The film, based on George V. Higgins’ 1974 pulp fiction novel Cogan’s Trade, follows Jackie Cogan (Pitt), an enforcer for the mob who arrives in a nameless town to investigate the robbery of an illegal high-stakes card game. There is little more to the plot than that but plot is never paramount in Killing Them Softly (an unfortunate name, it was originally going to be released under Higgins’ original title).

The film is about the characters, all incredibly realised by a fantastic collection of actors including Richard Jenkins, Scoot McNairy, James Gandolfini, Ray Liotta and Ben Mendelsohn. Since Chopper, Dominik has displayed an interest in loquacious ruffians and Killing Them Softly continues the trend. But the characters that inhabit the film are a world apart from the talkative gangsters that have been dominating our screens since Reservoir Dogs (1992). Cogan and his associates are more comfortable waxing lyrical about their social environment – perhaps not something you would witness most criminals doing but certainly in keeping with the hard boiled style of Higgins’ writing.

Dominating the focus is Pitt, again proving he is a far better actor when he pushes himself. ReelGood aficionados may note that another recently published article suggested he is a character actor born in the body of a leading man and I am inclined to agree (with myself). If for every Troy (2004) and Ocean’s 11 (2001), Pitt creates characters like Chad in Burn After Reading (2008) and Richard Jones in Babel (2006) then perhaps the crap to good ratio might work out ok.

The other true star of the film is Dominik, without doubt one of the most exciting directors working in Hollywood.
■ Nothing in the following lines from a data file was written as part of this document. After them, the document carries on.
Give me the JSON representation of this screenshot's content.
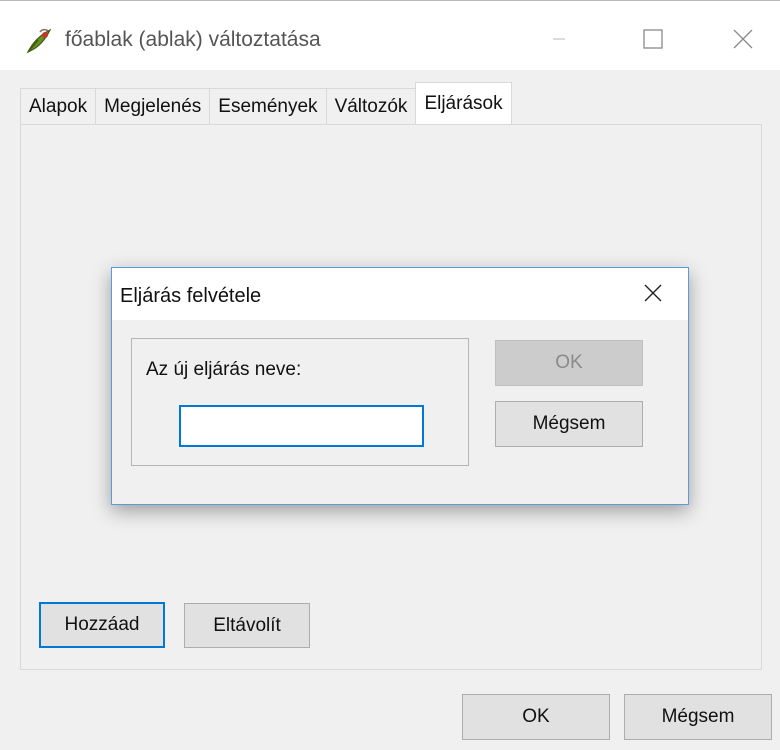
{
  "window": {
    "title": "főablak (ablak) változtatása",
    "icons": {
      "app": "feather-pen-icon",
      "minimize": "minimize-icon",
      "maximize": "maximize-icon",
      "close": "close-icon"
    }
  },
  "tabs": [
    {
      "label": "Alapok",
      "active": false
    },
    {
      "label": "Megjelenés",
      "active": false
    },
    {
      "label": "Események",
      "active": false
    },
    {
      "label": "Változók",
      "active": false
    },
    {
      "label": "Eljárások",
      "active": true
    }
  ],
  "panel": {
    "add_label": "Hozzáad",
    "remove_label": "Eltávolít"
  },
  "footer": {
    "ok_label": "OK",
    "cancel_label": "Mégsem"
  },
  "dialog": {
    "title": "Eljárás felvétele",
    "group_label": "Az új eljárás neve:",
    "name_value": "",
    "ok_label": "OK",
    "ok_disabled": true,
    "cancel_label": "Mégsem"
  },
  "colors": {
    "accent": "#0078d7",
    "dialog_border": "#5a9bd8",
    "window_bg": "#f0f0f0"
  }
}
He is a filmmaker totally in command of his own style. This may not sound impressive but it is quite remarkable how few mainstream filmmakers feel comfortable pushing their own sensibilities into a studio film. Dominik has no such problem, lending Killing Them Softly his own distinct and exciting style. He manages to acknowledge the rich history of the gangster film without completely subscribing to it.

It is worth noting that Dominik has updated Higgins’ original novel to the setting of the 2008 financial crisis, maybe both the films’ greatest attribute and greatest flaw. The change of setting lends the gambling plot a bit more purpose but Dominik stresses the idea perhaps a bit persistently.

But there is so much to admire in Killing Them Softly that any detractors seem like a side note. Directors with such a strong track record are few and far between and it’s fantastic to see an Australian filmmaker continually create such quality. It may be a while until we see his next film, but when the outcome is this good it is most certainly worth the wait.